Determination of Remuneration
The base amount for each position, specific details and grant amount of stock-based Remuneration, calculation method for performance-linked remuneration, amount and payment conditions for special performance-linked remuneration, and other important matters concerning remuneration shall be determined by a resolution of the Board of Directors based on the results of deliberations by the Remuneration Committee, the majority of whose members are independent outside directors. The Board of Directors shall make its final decision by resolution based on the results of the deliberations.
(2)Remuneration for Independent Outside Directors
Remuneration for Directors who are Audit & Supervisory Committee Members is fixed remuneration only, in consideration of their roles.
The remuneration of each director who is a member of the Audit & Supervisory Committee is determined through discussions among Audit & Supervisory Committee Members within the limit of the amount of remuneration as resolved therein.
5. Other special circumstances that may have a significant impact on corporate governance
The Company is an equity-method affiliate of LY Corporation and it is a major business partner of the Company.
The Company has invited a person with extensive experience and knowledge in the internet business world from their time at LY Corporation to serve on the Company’s Board of Directors, and has received advice and recommendations from said Director to help streamline our business operations.
The Company provides services to and purchases services from LY Corporation.
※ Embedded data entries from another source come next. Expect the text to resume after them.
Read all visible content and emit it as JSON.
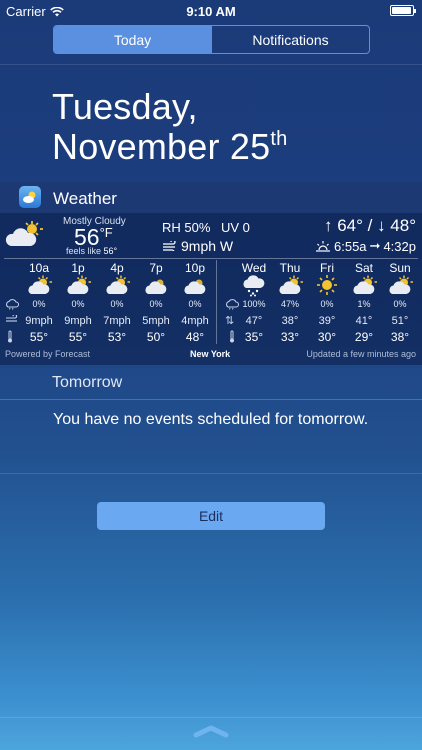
{
  "status_bar": {
    "carrier": "Carrier",
    "time": "9:10 AM",
    "battery_level": 0.95
  },
  "tabs": [
    {
      "label": "Today",
      "active": true
    },
    {
      "label": "Notifications",
      "active": false
    }
  ],
  "date": {
    "weekday": "Tuesday,",
    "month_day": "November 25",
    "suffix": "th"
  },
  "weather": {
    "app_title": "Weather",
    "condition": "Mostly Cloudy",
    "temp": "56",
    "unit": "°F",
    "feels_like_label": "feels like",
    "feels_like_value": "56°",
    "rh": "RH 50%",
    "uv": "UV 0",
    "wind": "9mph W",
    "hi_lo": "↑ 64° / ↓ 48°",
    "sunrise": "6:55a",
    "sunset": "4:32p",
    "hourly": [
      {
        "time": "10a",
        "icon": "partly-cloudy-day-icon",
        "precip": "0%",
        "wind": "9mph",
        "temp": "55°"
      },
      {
        "time": "1p",
        "icon": "partly-cloudy-day-icon",
        "precip": "0%",
        "wind": "9mph",
        "temp": "55°"
      },
      {
        "time": "4p",
        "icon": "partly-cloudy-day-icon",
        "precip": "0%",
        "wind": "7mph",
        "temp": "53°"
      },
      {
        "time": "7p",
        "icon": "cloudy-icon",
        "precip": "0%",
        "wind": "5mph",
        "temp": "50°"
      },
      {
        "time": "10p",
        "icon": "cloudy-icon",
        "precip": "0%",
        "wind": "4mph",
        "temp": "48°"
      }
    ],
    "daily": [
      {
        "day": "Wed",
        "icon": "snow-icon",
        "precip": "100%",
        "hi": "47°",
        "lo": "35°"
      },
      {
        "day": "Thu",
        "icon": "partly-cloudy-day-icon",
        "precip": "47%",
        "hi": "38°",
        "lo": "33°"
      },
      {
        "day": "Fri",
        "icon": "sun-icon",
        "precip": "0%",
        "hi": "39°",
        "lo": "30°"
      },
      {
        "day": "Sat",
        "icon": "partly-cloudy-day-icon",
        "precip": "1%",
        "hi": "41°",
        "lo": "29°"
      },
      {
        "day": "Sun",
        "icon": "partly-cloudy-day-icon",
        "precip": "0%",
        "hi": "51°",
        "lo": "38°"
      }
    ],
    "powered_by": "Powered by Forecast",
    "location": "New York",
    "updated": "Updated a few minutes ago"
  },
  "tomorrow": {
    "heading": "Tomorrow",
    "message": "You have no events scheduled for tomorrow."
  },
  "edit_label": "Edit"
}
Terms and conditions of service provision and procurement are determined in the same manner as general terms and conditions of transactions or through negotiation, taking into consideration market prices and the consignment details, etc
The Company has established in its Table of Authority, the procedures for resolutions and reporting by the Board of Directors regarding transactions with LY Corporation and other related companies, that may exert significant influence on the Company. The Company’s Board of Directors fully deliberates and confirms the reasonableness of transactions and the appropriateness of the terms and conditions of important transactions.
6. Anti-Corruption Initiatives
All executives and employees of the ValueCommerce Group comply with our Basic Policy on Anti-Corruption (Anti-Corruption Policy), along with all applicable anti-corruption laws and regulations in the countries and regions in which we operate.